What is flexible thermal generation?
Most of today’s energy flexibility is provided by thermal power stations fuelled by natural gas to balance the power system rapidly and reliably. With renewable energy becoming more prevalent, flexible thermal generation has an important role in integrating renewable energy into the grid, by generating electricity while renewable generation is either low, intermittent, or not delivering in line with forecasts. Most flexible generation in the UK iscurrently provided by Combined Cycle Gas Turbines (CCGTs) or reciprocating engines.
Unlike other storage technologies such as batteries or pumped hydro, flexible generation can only provide export services to the electricity grid. However, flexible generation can sustain delivery over long periods without the risk of running out of stored energy. This provides vital security to the UK power system, whether that be in response to a shortage in generation or an increase in overall demand.
How we use flexible thermal generation
Flexible generation provided by reciprocating engines is designed to ramp up from a standstill to full capacity within a matter of minutes (typically less than 10 minutes) and complement the fast-acting services of batteries. Our projects are designed to deliver improved power density and efficiency, significantly reducing fuel consumption and emissions.
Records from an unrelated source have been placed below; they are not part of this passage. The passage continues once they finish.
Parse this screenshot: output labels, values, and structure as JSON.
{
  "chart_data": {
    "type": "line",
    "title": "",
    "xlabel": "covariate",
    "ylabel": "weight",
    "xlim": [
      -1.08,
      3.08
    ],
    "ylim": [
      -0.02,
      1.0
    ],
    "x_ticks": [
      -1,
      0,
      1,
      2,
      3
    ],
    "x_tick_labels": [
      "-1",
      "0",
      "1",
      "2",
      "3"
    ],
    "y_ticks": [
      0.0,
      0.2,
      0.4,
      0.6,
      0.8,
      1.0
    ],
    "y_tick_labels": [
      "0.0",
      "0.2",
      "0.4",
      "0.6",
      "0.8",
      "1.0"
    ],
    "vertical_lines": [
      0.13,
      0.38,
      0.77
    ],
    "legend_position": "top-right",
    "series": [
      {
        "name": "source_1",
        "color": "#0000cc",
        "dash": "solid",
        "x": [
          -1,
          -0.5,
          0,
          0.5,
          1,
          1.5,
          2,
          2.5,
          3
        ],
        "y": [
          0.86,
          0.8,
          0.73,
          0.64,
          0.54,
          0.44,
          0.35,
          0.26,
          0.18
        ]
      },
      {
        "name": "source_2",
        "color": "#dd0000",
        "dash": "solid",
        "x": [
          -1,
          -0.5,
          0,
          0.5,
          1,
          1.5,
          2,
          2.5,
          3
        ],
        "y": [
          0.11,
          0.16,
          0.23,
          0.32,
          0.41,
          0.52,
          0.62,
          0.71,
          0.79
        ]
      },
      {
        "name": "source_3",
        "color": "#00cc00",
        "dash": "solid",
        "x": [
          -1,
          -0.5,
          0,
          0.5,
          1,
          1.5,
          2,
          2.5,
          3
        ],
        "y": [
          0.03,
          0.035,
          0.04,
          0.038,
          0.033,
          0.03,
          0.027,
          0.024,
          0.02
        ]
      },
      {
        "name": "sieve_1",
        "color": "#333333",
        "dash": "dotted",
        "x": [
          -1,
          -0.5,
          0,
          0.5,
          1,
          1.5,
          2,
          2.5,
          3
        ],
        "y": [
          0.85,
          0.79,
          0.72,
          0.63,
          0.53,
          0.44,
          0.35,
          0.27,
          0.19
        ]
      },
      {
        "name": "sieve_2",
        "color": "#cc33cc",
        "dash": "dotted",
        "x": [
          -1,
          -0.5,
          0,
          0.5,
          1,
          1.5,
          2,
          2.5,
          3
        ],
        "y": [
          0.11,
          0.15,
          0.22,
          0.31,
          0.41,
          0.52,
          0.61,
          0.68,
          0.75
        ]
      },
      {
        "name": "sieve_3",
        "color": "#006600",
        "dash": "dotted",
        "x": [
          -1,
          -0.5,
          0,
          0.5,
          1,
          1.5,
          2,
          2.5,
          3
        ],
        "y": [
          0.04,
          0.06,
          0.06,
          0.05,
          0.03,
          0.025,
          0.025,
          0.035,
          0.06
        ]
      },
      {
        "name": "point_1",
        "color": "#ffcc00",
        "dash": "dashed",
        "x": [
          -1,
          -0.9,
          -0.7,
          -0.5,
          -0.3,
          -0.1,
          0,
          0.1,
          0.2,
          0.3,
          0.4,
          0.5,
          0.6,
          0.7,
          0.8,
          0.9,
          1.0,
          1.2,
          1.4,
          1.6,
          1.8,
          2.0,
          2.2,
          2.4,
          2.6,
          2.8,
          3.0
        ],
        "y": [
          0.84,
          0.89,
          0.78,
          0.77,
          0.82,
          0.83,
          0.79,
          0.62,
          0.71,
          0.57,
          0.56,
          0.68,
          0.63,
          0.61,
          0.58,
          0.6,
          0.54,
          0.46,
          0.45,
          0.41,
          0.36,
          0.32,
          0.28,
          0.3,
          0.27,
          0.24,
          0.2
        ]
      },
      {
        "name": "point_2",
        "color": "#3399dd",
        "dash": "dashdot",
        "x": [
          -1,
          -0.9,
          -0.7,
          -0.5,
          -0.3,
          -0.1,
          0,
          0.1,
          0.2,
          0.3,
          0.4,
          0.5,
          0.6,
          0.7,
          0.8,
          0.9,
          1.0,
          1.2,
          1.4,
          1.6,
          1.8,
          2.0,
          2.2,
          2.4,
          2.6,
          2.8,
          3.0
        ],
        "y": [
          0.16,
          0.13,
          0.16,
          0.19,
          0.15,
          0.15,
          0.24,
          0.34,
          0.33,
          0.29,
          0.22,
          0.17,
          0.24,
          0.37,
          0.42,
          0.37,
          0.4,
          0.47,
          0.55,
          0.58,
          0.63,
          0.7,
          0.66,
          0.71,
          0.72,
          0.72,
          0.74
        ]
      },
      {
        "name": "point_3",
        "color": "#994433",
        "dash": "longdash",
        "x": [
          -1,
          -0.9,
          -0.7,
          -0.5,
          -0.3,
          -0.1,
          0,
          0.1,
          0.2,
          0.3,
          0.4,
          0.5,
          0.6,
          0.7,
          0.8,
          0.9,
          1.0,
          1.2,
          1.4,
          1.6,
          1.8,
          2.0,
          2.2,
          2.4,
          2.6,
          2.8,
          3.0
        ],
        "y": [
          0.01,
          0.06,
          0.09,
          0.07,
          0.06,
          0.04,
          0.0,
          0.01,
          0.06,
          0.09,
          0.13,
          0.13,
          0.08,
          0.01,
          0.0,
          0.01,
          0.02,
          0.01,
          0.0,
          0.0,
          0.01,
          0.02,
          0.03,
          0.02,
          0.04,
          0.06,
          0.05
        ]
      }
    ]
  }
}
Owing to their speed and security, flexible generators will be needed to continue providing capacity for the foreseeable future.
All our flexible generation plants have a roadmap to transition their fuel source by switching from natural gas to hydrogen in order to support the Government’s target for decarbonising the power sector by 2035. To enable this transition we are actively developing both hydrogen production and storage projects.